With minor personality-based parties seemingly on the nose, the two main parties, well-known for their disdain of minor players on the political stage, seem to be back in favour.

The Nationals, stolid country cousins of the Liberals, have endured on the conservative side of politics by remaining in lock-step with the larger party on all crucial votes. No such alliance has been possible between the Greens and Labor as each party fiercely defends its independence.

The Greens’ core constituency has always been teenagers and twenty-somethings focused heavily on matters environmental – mostly protection of natural values like waterways and forests; more recently on the broader issue of climate change.

But as this party of youth approaches its 40th birthday, like all progressive parties it faces the challenge of remaining an effective political force while keeping the ideas flowing and continuing to engage the young minds that will always be its lifeblood.

When the Greens started up in Tasmania in the early 1980s, the party attracted people who were through with the bigger parties and their love affair with power elites, notably the state-owned Hydro Electric Commission, bent on damming the lower Gordon River.

The Greens’ success in that memorable conflict turbo-charged them for the battle over native forest logging that dominated the state’s politics for over a quarter of a century, ending only with the 2012 forest agreement and the 2013 collapse of Gunns Limited.

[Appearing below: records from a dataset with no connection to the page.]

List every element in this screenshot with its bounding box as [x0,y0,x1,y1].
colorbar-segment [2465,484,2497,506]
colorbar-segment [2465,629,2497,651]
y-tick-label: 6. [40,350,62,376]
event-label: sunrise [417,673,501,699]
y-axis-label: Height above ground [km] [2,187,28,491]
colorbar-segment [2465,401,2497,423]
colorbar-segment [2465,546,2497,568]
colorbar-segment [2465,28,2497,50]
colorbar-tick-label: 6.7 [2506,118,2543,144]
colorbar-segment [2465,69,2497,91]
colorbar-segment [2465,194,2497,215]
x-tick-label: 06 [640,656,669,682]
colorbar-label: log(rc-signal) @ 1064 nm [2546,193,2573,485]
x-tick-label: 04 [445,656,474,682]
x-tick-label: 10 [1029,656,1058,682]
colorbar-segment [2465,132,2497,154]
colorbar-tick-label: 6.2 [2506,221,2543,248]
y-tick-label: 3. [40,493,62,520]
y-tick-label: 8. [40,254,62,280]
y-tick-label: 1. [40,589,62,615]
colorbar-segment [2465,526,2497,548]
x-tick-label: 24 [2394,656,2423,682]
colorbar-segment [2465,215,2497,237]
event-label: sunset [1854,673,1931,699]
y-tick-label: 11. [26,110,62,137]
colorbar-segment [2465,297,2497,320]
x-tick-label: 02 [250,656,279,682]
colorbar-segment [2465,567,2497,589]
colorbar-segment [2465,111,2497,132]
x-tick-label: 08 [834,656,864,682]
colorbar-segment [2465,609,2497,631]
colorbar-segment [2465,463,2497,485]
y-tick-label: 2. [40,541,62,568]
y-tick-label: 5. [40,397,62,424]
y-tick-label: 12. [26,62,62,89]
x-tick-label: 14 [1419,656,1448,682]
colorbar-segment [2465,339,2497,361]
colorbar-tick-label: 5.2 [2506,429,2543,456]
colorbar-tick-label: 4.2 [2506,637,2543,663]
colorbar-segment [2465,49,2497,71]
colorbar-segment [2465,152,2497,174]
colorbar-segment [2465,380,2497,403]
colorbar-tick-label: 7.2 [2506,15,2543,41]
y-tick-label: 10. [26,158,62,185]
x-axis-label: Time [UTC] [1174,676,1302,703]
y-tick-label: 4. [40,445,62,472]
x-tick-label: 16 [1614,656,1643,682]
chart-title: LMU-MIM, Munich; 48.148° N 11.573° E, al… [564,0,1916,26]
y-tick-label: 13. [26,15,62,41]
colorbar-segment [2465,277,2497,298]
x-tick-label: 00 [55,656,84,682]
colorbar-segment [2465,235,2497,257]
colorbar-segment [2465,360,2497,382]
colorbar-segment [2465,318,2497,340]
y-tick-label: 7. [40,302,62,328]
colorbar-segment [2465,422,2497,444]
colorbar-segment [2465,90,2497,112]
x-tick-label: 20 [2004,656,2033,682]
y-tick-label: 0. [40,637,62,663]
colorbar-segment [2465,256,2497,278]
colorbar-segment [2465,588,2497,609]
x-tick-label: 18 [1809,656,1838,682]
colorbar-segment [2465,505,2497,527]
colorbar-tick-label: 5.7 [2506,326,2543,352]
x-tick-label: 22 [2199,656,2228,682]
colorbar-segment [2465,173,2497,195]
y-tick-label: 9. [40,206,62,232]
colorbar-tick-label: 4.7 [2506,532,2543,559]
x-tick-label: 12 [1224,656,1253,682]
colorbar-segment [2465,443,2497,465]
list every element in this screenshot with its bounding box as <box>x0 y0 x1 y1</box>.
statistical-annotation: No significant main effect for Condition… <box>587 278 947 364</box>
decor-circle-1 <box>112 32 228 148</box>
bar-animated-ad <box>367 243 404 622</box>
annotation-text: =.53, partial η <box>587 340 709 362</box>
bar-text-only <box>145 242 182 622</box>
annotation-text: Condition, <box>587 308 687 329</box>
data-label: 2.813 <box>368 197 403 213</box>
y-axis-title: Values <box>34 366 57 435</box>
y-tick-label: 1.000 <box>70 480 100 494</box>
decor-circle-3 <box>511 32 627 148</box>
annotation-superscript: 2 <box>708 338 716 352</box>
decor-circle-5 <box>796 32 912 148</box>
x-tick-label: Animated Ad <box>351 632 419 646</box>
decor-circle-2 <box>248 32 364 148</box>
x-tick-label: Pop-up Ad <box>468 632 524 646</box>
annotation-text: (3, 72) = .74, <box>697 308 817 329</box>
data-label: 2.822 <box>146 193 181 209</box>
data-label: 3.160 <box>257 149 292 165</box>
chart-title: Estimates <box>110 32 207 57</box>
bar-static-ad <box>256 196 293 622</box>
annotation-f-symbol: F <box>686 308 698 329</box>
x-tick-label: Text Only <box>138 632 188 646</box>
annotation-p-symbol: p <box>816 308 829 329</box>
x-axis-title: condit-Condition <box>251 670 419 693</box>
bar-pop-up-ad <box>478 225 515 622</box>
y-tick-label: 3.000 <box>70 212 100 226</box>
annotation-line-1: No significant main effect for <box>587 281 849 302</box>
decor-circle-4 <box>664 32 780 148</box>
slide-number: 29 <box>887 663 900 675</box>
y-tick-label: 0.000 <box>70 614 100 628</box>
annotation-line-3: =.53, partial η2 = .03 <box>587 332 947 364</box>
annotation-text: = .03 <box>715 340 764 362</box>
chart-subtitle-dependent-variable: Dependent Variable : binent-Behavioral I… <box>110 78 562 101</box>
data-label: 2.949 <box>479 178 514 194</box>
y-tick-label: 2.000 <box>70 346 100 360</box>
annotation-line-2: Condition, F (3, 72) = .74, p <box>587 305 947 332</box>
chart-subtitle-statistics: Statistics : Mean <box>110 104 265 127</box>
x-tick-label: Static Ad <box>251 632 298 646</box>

Battling the status quo became the Greens’ trademark in partnerships with major parties on both sides of the political divide, all of which produced some significant and lasting reforms. But the alliances tended to be fraught and tenuous, never lasting more than one term.

The idea that a coalition with the Greens always ends in tears is now a central theme in Tasmanian politics and, since the 2010 Labor-Green pact supporting a Gillard government, in the federal sphere too.

Some governments seem less tumultuous than others, but in truth all politics is fraught because power and paranoia go hand in hand. The argument for majority government is no more than a self-serving device to keep independent thinkers out of parliament. Do we really want that?

Independent thinking is what Greens do best. Their enemies in the major parties, to conceal their own conformity, call them mindless ideologues, but the Greens bring a breath of fresh air into the public debate, contributing ideas and insights far above their numbers.

They led the defence of natural values in our wild places. They were first to advocate a “clean, green” agenda – since adopted by major parties wanting credit for tourism success. And they have led debate on a raft of social reforms, including legalising homosexual relationships.

It took a while for the Greens to hit their straps when climate change first entered the public debate. Voting down Kevin Rudd’s emissions reduction plan in 2010 was an early misstep, but later that year they played a key part in formulating our one and only national pricing scheme.

Wilful ignorance ended that scheme in 2014. It also led to the trashing of an outstanding Tasmanian climate strategy released by O’Connor as climate change minister in 2013. Its grossly inferior successor was never more than a climate change box for the government to tick before moving on.

Even today our political and bureaucratic leaders are missing the fundamental truth that climate change will increasingly influence our economies, our institutions, our governance and our whole existence as communities and nations, and if left unattended will overwhelm them all.

The Greens know this better than anyone. Take them out of our parliaments and you remove a vital cog in public understanding of where things are headed in this fast-moving century. We need their voice, and we abandon them at our cost.